Working interest owners Brooks Range Petroleum LLC operates the field on behalf of its working interest owners, which also include TP North Slope Development LLC, MEP Alaska LLC, Nabors Drilling Technologies USA Inc. and AVCG LLC.
As collateral for its loan to CaraCol AIDEA is retaining its security interests in Brooks Range’s North Slope assets and in the assets of MOC 1 LLC. And, in addition to the repayment of principal and interest for the loan to CaraCol, AIDEA will receive options in CaraCol’s parent company, Alpha Energy Holdings Ltd.
Although Mustang is a modest sized oil field, the field lies at a convenient location close to the existing North Slope infrastructure, in particular the Alpine oil pipeline. Brooks Range has been following a strategy of developing field facilities that can act as hub facilities in the future for other developments nearby, as well as supporting the Mustang field itself. AIDEA sees providing financial support for the field as consistent with the agency’s mission of facilitating commercial activity in Alaska.
Purchase of field assets In 2012 AIDEA purchased an 80 percent stake in Mustang Road LLC, the company that would build the gravel road and pad for the Mustang development. And in 2014 the agency invested in MOC 1, the company that would develop the Mustang processing center.

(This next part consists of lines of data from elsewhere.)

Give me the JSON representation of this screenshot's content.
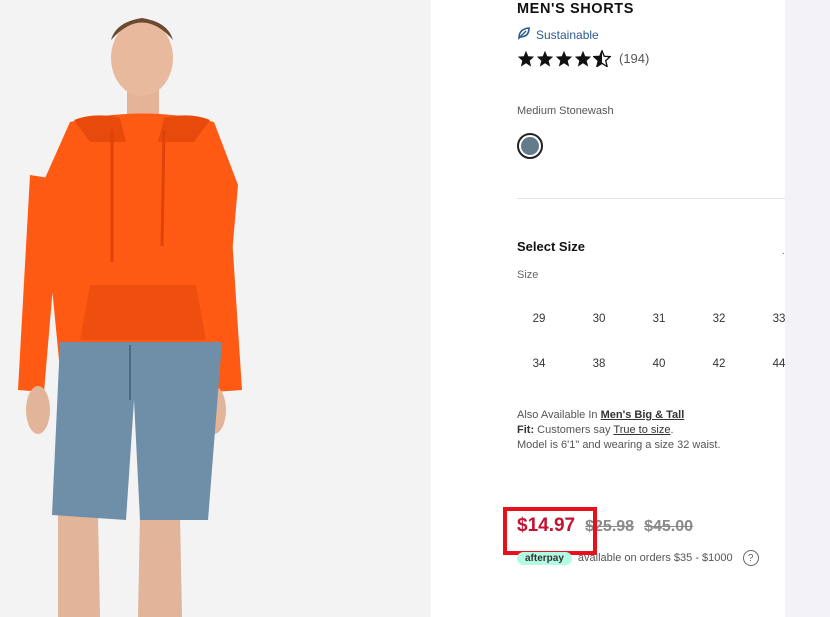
{
  "product": {
    "title": "MEN'S SHORTS",
    "sustainable_label": "Sustainable",
    "rating_count": "(194)",
    "rating_value": 4.5,
    "color_name": "Medium Stonewash",
    "swatch_color": "#647b8c"
  },
  "size": {
    "title": "Select Size",
    "label": "Size",
    "options": [
      "29",
      "30",
      "31",
      "32",
      "33",
      "34",
      "38",
      "40",
      "42",
      "44"
    ]
  },
  "info": {
    "also_available_prefix": "Also Available In",
    "also_available_link": "Men's Big & Tall",
    "fit_label": "Fit:",
    "fit_text": "Customers say",
    "fit_link": "True to size",
    "fit_suffix": ".",
    "model_text": "Model is 6'1\" and wearing a size 32 waist."
  },
  "price": {
    "sale": "$14.97",
    "previous": "$25.98",
    "original": "$45.00"
  },
  "afterpay": {
    "badge": "afterpay",
    "text": "available on orders $35 - $1000",
    "help": "?"
  },
  "colors": {
    "sale_red": "#c41230",
    "highlight_red": "#e8101a",
    "hoodie_orange": "#ff5a14",
    "denim": "#6f8fa8"
  },
  "icons": [
    "leaf-icon",
    "star-icon",
    "help-icon"
  ]
}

John Springsteen, AIDEA CEO and executive director, told the AIDEA board that, subsequent to the investment in MOC 1, the downturn in the oil industry caused financing problems for the Mustang development - in February 2016 AIDEA and Brooks Range agreed on a “warm standby” plan for the development. And, although that plan expired at the end of November 2016, Brooks Range and AIDEA continued to seek financing for the project.
In June 2017 AIDEA approved an additional investment of $2.5 million into the development. That investment, designed to protect the investment in equipment already developed for the field, enabled the successful drilling and testing of the North Tarn 1A well in the field in November 2017. This successful test demonstrated a well that could be commercially supportable.

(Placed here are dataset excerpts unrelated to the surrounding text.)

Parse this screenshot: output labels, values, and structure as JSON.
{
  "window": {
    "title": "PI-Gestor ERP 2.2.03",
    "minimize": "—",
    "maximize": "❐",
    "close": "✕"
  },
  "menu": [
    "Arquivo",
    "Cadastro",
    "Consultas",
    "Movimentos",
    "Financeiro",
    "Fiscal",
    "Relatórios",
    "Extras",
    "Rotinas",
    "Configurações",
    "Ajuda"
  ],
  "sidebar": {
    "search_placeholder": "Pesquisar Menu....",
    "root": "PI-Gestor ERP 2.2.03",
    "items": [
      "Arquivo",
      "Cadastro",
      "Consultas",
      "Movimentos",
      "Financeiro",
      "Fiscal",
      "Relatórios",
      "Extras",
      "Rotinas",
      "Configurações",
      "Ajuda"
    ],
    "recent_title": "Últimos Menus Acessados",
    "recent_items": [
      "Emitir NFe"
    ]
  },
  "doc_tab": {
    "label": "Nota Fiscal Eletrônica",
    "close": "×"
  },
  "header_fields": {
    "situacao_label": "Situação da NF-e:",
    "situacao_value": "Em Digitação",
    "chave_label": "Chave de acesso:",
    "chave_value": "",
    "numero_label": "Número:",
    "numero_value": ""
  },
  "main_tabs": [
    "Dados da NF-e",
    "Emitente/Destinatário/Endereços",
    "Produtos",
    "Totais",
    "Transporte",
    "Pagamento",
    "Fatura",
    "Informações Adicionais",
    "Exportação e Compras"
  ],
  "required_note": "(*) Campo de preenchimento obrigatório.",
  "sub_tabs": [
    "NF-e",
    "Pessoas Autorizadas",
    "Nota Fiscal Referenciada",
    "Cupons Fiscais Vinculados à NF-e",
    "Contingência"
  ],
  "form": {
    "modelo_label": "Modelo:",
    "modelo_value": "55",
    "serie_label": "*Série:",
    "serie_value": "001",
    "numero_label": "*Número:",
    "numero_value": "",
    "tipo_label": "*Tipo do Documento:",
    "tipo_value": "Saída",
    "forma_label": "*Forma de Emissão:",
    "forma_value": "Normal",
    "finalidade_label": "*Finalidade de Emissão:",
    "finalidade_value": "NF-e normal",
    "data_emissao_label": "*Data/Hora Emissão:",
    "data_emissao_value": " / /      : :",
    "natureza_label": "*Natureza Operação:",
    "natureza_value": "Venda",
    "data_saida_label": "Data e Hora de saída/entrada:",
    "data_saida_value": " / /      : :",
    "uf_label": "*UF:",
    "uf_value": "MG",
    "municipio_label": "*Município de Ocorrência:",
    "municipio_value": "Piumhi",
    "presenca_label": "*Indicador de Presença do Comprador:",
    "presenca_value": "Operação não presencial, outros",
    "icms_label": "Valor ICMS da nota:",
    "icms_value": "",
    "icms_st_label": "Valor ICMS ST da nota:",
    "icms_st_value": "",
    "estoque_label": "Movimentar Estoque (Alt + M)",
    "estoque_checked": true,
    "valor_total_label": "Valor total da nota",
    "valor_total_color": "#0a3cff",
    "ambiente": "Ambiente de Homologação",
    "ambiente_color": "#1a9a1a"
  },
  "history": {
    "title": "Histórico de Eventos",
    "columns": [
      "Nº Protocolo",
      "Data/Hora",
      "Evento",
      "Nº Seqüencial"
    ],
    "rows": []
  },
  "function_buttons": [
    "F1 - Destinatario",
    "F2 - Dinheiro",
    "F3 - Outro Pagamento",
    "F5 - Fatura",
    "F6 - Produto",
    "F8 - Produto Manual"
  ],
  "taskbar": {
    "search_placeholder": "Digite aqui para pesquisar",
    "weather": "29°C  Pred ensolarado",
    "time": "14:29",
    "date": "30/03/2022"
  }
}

Revised development plan In parallel with this new drilling and testing, Brooks Range has prepared a revised development plan involving the installation of a rented modular production facility that would enable early production from the field but would be replaced by permanent production facilities, once those are completed. The new plan envisions Mustang oil production of some 2,000 barrels per day by the beginning of 2019, rising to 5,000 barrels per day by the end of that year.

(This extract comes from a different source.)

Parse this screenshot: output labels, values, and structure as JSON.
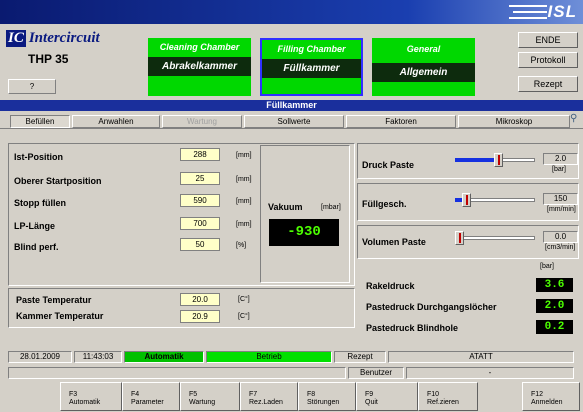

The resulting reduced capital needs of this new development plan are causing a shift in AIDEA’s role in the project from being an owner to a lender in the project, Springsteen explained. Hence the switch from ownership interests in MOC 1 and Mustang Road 1 to a loan to CaraCol.
During its May 31 meeting the AIDEA board also approved a line of credit of up to $1 million for MOC 1, to act as bridging finance for costs associated with MOC 1.